Page:Lemonnier - Happe-chair, 1908.djvu/18

Le texte de cette page a été corrigé et est conforme au fac-similé.

sur le brancard. On entendit alors un grommellement confus sortir des lèvres du passeur et presque aussitôt après, il ouvrit les yeux, les reporta sur le trou béant de sa jambe, considéra surtout son pantalon déchiré. Clarinette, le voyant revenir à la vie, de nouveau se jetait sur lui avec une crise de larmes. Mais Simonard l’arrêta, bourru :

— Assez, nom dé Dié ! C’est nin en groumîant qu’ti l’ guériras, et’ mon père !

Puis, comme le passeur remuait toujours ses babines, mâchonnant des mots, il se pencha vers lui :

— Ben, quoi ? camarade, crache un coup qu’on t’intende. Quoi que t’as qu’ti veux dire ? C’est y que ton bobo t’gêne ?

L’autre hocha imperceptiblement la caboche, et d’une voix plus intelligible cette fois, bafouilla, l’œil toujours attaché à sa culotte :

— C’est pas tant ça qu’em’ pauv’ marronne qu’est foutue !

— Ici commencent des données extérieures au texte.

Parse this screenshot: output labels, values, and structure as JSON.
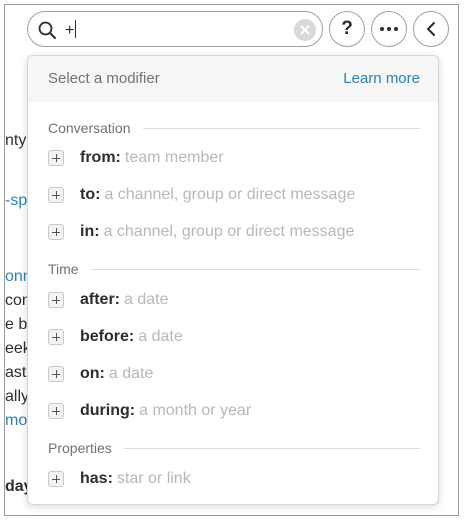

Les porteurs s’étaient mis en marche, accompagnés par le chauffeur et Huriaux jusqu’à la sortie des laminoirs. Là ce dernier fut repris d’une pitié pour cette Clarinette qui, rudoyée par Simonard, maintenant ne pleurait plus et s’en allait, son poing sur sa bouche, avec des sanglots.

— Rinette, m’chère, c’est t’papa, j’sais ben, mais t’auras d’s amis todis dans t’malheur.

— Ah ben, ouais, cria-t-elle, en lui pointant un œil mauvais, des cochons qui m’prindront pou’ s’amuser ed’la chose !

Puis elle parut regretter sa dureté et se frottant à lui, d’une ondulation de son corps :

— Va, c’est nin pou’toé que j’dis ça. T’es bon, toé, pou’ t’ Clarinette !

Les hommes s’avançaient lentement, d’un pas rythmé et lent, à travers les monts de crayers, de minerais et de houilles qui bossuaient le sol. Çà et là des ouvriers de l’ajustage et de la chaudronnerie, avertis de l’accident par la rumeur en un instant propagée dans toute l’usine, accouraient poudreux, les bras ballants, se ranger en file sur le passage de la civière, regardant décroître du côté de l’infirmerie ce buste couché sur une litière de paille et dont les mains pendaient de chaque côté dans le vide.